I went back and forth between two cameras but I leaned on the D810 the most. I shot a mix of video and stills that we'll use to create marketing pieces for the show, All The Way. 

I came home with about 20 gigabytes of images and video and I think I could have shot more.

No lighting today and mostly a microphone on camera. But it's important to understand that this was a fast moving day with no budget for assistants and crew, and no room to drag them along with us. We'll use the footage mostly with a voice over track but there are a good number of audio gems in the data and I hope we can use those as well.

We're shooting more tomorrow but it will be people who live in Austin and were close to LBJ during his life. I've shot more video in the last two days than I have in the last two months and it feels great to be engaged in it. The more I shoot the more I learn about the current process. Also, the more I add to my future shopping list. Hello audio gear....

Tomorrow is a big day. I've got swim practice (of course) followed immediately by the video interviews of people who lived history. When we wrap that I'll be back to the studio to dump the video gear and grab electronic flashes and a white background and then I'm back to the theater to shoot the advertising promotion shots against white. I would normally put Monday aside for a binging of editing and post production but I'm booked on another video project in another location. Looks like Tues. and Weds. will be a couple of those days when I find myself chained to the computer trying to get everything sorted and off to the client and the editors for the projects.

I know I said I wanted to do more video but I'm starting to get the idea that I should be more circumspect about the things for which I wish....but right now it's fun!

Gotta get one of those Lincolns.
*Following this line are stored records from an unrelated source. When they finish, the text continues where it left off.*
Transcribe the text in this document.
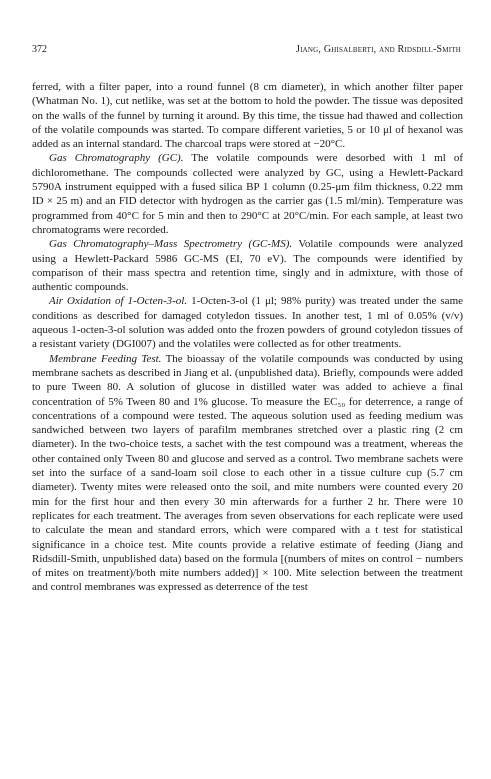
372	Jiang, Ghisalberti, and Ridsdill-Smith

ferred, with a filter paper, into a round funnel (8 cm diameter), in which another filter paper (Whatman No. 1), cut netlike, was set at the bottom to hold the powder. The tissue was deposited on the walls of the funnel by turning it around. By this time, the tissue had thawed and collection of the volatile compounds was started. To compare different varieties, 5 or 10 μl of hexanol was added as an internal standard. The charcoal traps were stored at −20°C.

Gas Chromatography (GC). The volatile compounds were desorbed with 1 ml of dichloromethane. The compounds collected were analyzed by GC, using a Hewlett-Packard 5790A instrument equipped with a fused silica BP 1 column (0.25-μm film thickness, 0.22 mm ID × 25 m) and an FID detector with hydrogen as the carrier gas (1.5 ml/min). Temperature was programmed from 40°C for 5 min and then to 290°C at 20°C/min. For each sample, at least two chromatograms were recorded.

Gas Chromatography–Mass Spectrometry (GC-MS). Volatile compounds were analyzed using a Hewlett-Packard 5986 GC-MS (EI, 70 eV). The compounds were identified by comparison of their mass spectra and retention time, singly and in admixture, with those of authentic compounds.

Air Oxidation of 1-Octen-3-ol. 1-Octen-3-ol (1 μl; 98% purity) was treated under the same conditions as described for damaged cotyledon tissues. In another test, 1 ml of 0.05% (v/v) aqueous 1-octen-3-ol solution was added onto the frozen powders of ground cotyledon tissues of a resistant variety (DGI007) and the volatiles were collected as for other treatments.

Membrane Feeding Test. The bioassay of the volatile compounds was conducted by using membrane sachets as described in Jiang et al. (unpublished data). Briefly, compounds were added to pure Tween 80. A solution of glucose in distilled water was added to achieve a final concentration of 5% Tween 80 and 1% glucose. To measure the EC₅₀ for deterrence, a range of concentrations of a compound were tested. The aqueous solution used as feeding medium was sandwiched between two layers of parafilm membranes stretched over a plastic ring (2 cm diameter). In the two-choice tests, a sachet with the test compound was a treatment, whereas the other contained only Tween 80 and glucose and served as a control. Two membrane sachets were set into the surface of a sand-loam soil close to each other in a tissue culture cup (5.7 cm diameter). Twenty mites were released onto the soil, and mite numbers were counted every 20 min for the first hour and then every 30 min afterwards for a further 2 hr. There were 10 replicates for each treatment. The averages from seven observations for each replicate were used to calculate the mean and standard errors, which were compared with a t test for statistical significance in a choice test. Mite counts provide a relative estimate of feeding (Jiang and Ridsdill-Smith, unpublished data) based on the formula [(numbers of mites on control − numbers of mites on treatment)/both mite numbers added)] × 100. Mite selection between the treatment and control membranes was expressed as deterrence of the test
What a cool car!!!

Thursday, March 05, 2015

Best comment: "But when you really think of it, isn't it a minor miracle that you can do all those things so very very well with such a tiny collection of gear? Ten years ago we'd have burned you for a witch!"

Photo ©Lane Orsak.

VSL reader, Amolitor, made me laugh out loud when he responded to my whiny column about not being able to find just the right gear to handle-----everything---perfectly. "Ten years ago we'd have burned you for a witch!"  

When I think back ten years the idea that we'd be firing away at 36 megapixel was fairly believable but that the same camera could switch, at the touch of a button, in a near state of the art video camera would have been a bit much to believe. 

I guess I should think more before I write!  :-)  (But frankly I was just happy to be back writing!).